ASQ Influential Voices Contribution: Definition of Quality
How My Students Define Quality
Week 2 of this semester I asked my MGMT 370 Quality/Operations Management students to take a stab at defining quality. Seven groups with 5 students each put their heads together to craft their own definition of quality. Students were allowed to reference other definitions but if their definition turned out to be even loosely based on someone else’s they were required to credit the source.
Below are my student’s submissions. Some liberty was taken with regard to editing their statements, but not much. Any resemblance to someone else’s definition of quality is purely happenstance.- Quality is meeting and/or exceeding customer expectations of form, function, and service. Quality is the voice [an expression or outcome] of a company which can be measured by applying statistical tools.
- Quality is a degree of excellence of product or service when compared to the competition and standards.
- Quality is the total best cost for the best product; you get what you pay for! Quality is meeting and exceeding customer expectations and an ongoing process of building and sustaining relationships by anticipating needs. Quality varies from company to company and within companies.
- Quality means a product or service has exceeded standards of what is expected in an industry; accepted/acceptable by the customer. A reputation for quality sets a standard for what is expected. Quality results from tested, processes of research and development. Quality continually improves through change. Quality sets you apart from your competitors, has appeal, is durable, and meets standards set by industries.
- Quality is subjective, a level of excellence, is reliable, maintainable or sustainable, and is durable.
- Quality means getting what you pay for as a consumer and creating a product that lasts as a producer. It is a Utopian idea of how a product is made or service produced by obtaining the finest ingredients to produce the highest quality product or service. Quality is a comparative measure by which other products or services are judged. Invoking the perception of quality; the gold standard; the Cadillac of…
- Quality has two different prongs: consumer quality and producer quality. Consumer quality is a subjective perception of quality surpassing that of the competitors. Producer quality is the measurable aspects working toward a final predetermined outcome.
- Quality is the standard of something as measured against other things of a similar kind. In order to know something is quality we need to have a standard of something to measure it against. Everything has a different standard of quality so that is why we need different standards for which to make comparisons.

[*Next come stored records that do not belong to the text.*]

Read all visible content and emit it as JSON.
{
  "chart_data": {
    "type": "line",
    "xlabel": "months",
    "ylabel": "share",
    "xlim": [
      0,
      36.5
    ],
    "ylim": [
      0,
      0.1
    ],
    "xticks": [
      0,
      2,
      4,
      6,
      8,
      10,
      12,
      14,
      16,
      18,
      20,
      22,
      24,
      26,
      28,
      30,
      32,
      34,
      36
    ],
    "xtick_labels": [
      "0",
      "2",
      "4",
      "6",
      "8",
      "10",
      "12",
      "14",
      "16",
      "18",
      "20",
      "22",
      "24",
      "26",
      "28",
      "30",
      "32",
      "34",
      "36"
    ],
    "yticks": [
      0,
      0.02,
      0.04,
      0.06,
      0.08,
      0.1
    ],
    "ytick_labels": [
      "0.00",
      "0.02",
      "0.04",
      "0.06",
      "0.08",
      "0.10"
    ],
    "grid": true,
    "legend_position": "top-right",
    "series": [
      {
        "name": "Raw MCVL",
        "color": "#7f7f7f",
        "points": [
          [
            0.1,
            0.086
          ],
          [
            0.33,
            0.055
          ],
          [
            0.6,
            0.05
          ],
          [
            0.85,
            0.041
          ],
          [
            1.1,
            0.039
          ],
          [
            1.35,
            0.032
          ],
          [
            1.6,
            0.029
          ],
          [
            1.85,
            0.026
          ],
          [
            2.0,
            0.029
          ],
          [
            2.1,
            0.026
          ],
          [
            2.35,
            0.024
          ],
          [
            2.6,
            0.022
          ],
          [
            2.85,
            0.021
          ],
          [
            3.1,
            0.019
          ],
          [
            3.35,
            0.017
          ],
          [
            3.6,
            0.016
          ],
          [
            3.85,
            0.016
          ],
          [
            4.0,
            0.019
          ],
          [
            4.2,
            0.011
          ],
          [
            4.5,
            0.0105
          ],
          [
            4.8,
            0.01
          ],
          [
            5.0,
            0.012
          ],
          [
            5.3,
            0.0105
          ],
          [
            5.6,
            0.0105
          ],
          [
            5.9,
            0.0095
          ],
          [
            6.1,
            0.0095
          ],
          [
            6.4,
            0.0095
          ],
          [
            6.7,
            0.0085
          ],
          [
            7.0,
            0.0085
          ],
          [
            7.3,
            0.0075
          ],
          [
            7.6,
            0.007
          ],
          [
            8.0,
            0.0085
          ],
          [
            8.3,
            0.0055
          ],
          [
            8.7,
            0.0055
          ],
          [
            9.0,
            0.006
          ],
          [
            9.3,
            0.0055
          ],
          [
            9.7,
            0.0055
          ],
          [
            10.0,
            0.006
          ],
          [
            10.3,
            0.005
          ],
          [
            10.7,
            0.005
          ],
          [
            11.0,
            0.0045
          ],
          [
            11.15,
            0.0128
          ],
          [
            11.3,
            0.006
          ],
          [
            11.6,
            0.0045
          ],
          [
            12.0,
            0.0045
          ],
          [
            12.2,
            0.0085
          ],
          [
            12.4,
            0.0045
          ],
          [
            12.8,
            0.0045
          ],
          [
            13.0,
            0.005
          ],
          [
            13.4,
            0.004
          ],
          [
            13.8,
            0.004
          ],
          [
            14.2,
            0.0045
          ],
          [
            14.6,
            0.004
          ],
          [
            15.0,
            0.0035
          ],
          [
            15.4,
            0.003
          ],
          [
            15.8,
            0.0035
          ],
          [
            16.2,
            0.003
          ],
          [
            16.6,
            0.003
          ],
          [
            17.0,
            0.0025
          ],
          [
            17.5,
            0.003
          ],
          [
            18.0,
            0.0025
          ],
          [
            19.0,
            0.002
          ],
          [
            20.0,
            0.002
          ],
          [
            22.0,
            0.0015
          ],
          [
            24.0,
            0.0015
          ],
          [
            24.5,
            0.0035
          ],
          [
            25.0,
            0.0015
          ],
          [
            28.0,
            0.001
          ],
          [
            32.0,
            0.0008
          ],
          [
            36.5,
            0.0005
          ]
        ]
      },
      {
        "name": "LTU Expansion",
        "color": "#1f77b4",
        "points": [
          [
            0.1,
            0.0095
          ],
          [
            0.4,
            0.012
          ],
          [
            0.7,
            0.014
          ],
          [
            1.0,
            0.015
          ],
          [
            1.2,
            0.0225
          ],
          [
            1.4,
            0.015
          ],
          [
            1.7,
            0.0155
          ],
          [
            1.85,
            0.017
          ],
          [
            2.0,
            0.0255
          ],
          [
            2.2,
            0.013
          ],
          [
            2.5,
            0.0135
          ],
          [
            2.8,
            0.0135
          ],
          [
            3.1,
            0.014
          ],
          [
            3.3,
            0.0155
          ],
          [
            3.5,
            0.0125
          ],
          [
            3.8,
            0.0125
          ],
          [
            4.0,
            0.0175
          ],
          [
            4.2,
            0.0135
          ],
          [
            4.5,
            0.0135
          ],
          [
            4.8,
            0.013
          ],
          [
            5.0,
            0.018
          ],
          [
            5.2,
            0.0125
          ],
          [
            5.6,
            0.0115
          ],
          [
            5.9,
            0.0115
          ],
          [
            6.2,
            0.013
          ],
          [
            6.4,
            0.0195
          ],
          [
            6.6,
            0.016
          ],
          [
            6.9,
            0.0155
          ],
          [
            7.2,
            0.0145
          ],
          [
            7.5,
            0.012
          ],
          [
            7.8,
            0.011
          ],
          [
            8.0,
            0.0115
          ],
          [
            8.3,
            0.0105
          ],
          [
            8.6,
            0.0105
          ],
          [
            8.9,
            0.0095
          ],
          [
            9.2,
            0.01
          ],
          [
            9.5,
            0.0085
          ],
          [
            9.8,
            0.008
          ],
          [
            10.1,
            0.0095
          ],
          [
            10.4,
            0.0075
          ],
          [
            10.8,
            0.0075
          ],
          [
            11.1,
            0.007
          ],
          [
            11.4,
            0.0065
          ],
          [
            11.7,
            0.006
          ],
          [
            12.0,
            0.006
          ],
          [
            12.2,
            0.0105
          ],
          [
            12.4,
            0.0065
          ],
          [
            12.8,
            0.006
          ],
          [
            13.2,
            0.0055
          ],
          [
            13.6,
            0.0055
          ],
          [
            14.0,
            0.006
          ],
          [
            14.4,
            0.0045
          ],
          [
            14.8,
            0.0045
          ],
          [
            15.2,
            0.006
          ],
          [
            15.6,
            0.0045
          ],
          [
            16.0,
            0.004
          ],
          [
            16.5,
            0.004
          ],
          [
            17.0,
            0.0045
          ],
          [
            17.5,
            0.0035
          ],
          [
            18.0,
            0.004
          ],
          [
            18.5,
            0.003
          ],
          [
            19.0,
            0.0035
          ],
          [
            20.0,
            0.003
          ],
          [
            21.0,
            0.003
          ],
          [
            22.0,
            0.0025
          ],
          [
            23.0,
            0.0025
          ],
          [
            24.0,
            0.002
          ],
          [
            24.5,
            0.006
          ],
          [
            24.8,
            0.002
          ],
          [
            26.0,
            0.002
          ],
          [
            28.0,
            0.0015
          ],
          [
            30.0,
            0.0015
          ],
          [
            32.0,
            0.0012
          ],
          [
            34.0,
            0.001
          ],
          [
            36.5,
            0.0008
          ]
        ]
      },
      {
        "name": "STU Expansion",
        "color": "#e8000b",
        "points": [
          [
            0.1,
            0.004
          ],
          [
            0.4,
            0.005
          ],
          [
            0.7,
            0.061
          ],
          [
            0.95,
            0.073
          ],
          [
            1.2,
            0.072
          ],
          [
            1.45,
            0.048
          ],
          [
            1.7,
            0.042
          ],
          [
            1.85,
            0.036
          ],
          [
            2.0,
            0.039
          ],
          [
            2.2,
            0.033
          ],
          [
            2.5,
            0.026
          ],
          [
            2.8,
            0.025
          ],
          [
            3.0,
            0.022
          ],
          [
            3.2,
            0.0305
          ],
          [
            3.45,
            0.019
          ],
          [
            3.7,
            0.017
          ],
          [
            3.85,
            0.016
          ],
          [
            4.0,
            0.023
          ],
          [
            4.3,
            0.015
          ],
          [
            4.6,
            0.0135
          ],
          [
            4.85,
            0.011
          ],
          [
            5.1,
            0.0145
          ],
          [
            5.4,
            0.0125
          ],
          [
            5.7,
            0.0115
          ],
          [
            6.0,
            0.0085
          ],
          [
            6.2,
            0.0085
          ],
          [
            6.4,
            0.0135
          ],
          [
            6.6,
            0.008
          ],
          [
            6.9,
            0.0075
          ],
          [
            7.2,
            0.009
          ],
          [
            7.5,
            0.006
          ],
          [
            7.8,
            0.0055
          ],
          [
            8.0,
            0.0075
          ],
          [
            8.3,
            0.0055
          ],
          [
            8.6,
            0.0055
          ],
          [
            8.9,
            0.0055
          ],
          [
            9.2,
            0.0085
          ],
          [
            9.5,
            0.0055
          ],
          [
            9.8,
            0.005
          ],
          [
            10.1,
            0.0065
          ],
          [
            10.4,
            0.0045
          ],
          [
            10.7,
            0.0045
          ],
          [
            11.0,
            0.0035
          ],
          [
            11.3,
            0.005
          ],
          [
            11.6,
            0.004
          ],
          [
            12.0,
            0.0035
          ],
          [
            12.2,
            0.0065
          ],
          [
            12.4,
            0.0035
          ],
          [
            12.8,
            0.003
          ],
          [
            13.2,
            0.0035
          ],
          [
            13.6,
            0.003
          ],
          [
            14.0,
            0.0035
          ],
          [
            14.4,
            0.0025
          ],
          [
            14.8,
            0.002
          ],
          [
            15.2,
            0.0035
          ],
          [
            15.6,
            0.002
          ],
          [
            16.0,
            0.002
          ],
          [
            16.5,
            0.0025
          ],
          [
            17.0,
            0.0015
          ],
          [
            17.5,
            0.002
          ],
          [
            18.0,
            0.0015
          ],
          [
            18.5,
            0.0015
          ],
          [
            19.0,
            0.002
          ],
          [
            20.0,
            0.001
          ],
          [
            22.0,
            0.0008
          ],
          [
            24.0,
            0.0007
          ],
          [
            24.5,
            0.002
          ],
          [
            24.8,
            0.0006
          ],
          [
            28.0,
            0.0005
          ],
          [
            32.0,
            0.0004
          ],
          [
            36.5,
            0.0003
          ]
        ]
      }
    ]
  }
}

How My ASQ Student Branch Members Define Quality
I challenged our ASQ student branch members at Ferris State University – Grand Rapids to take a stab at defining Quality. Find our student branch on Facebook at https://www.facebook.com/#!/groups/asqrsofsu/.To jump-start the topic I asked: Is Quality defined as Function and fit? Customer satisfaction? Compliance with requirements? Meeting customer specifications? Producing parts within tolerance? Defect-free? On-time delivery of product or services? Or is quality more of an abstract such as Luxury? A gut feeling? Or the "wow" factor? A couple of student branch members' responses follow:
- Quality is all of the above. There is a requirement from the customer and without satisfaction, the customer will go somewhere else. I work with Ford components for the F150, 250, and 350, one of the earlier customers changed the machine without Ford's knowledge, which then created a defect on our end. It took two months to discover where the problem stemmed from, and a lot of money involved. Therefore production, meeting requirements, defect-free, and on-time delivery are all a part of quality.
- I perceive Quality as the end user’s (consumer) perception of the goods. Fit/function requirements, design specifications, and customer satisfaction data points (on-time delivery, defect-free) are all driven back from there. Even if you produce goods to specification for your “customer” and they are satisfied, if the end-user or consumer does not like it, quality is still perceived as low. This is where the emphasis within manufacturing to watch JD Powers initial quality ratings and consumer satisfaction surveys come from. These items will drive tighter tolerances or new designs in order for that customer to stay in front of their competition to catch the highest share of the market in quality. However, the inverse of this, too tight of customer satisfaction requirements, drives unnecessary cost into a product that the end user would never perceive as being low in quality. Voice of the end consumer is key.
My Single Declarative Definition of Quality
Like beauty, quality is in the eye of the beholder. Maybe more accurately, the “definition of quality” is in the eye of the beholder. Most of us, in my opinion, recognize quality when we experience it. We know what “Wows!” us. Below is my single, declarative definition of quality.
- Quality is an abstract state of excellence or goodness characterized by the extent to which discriminating consumers are satisfied with the particular product and/or service consumed.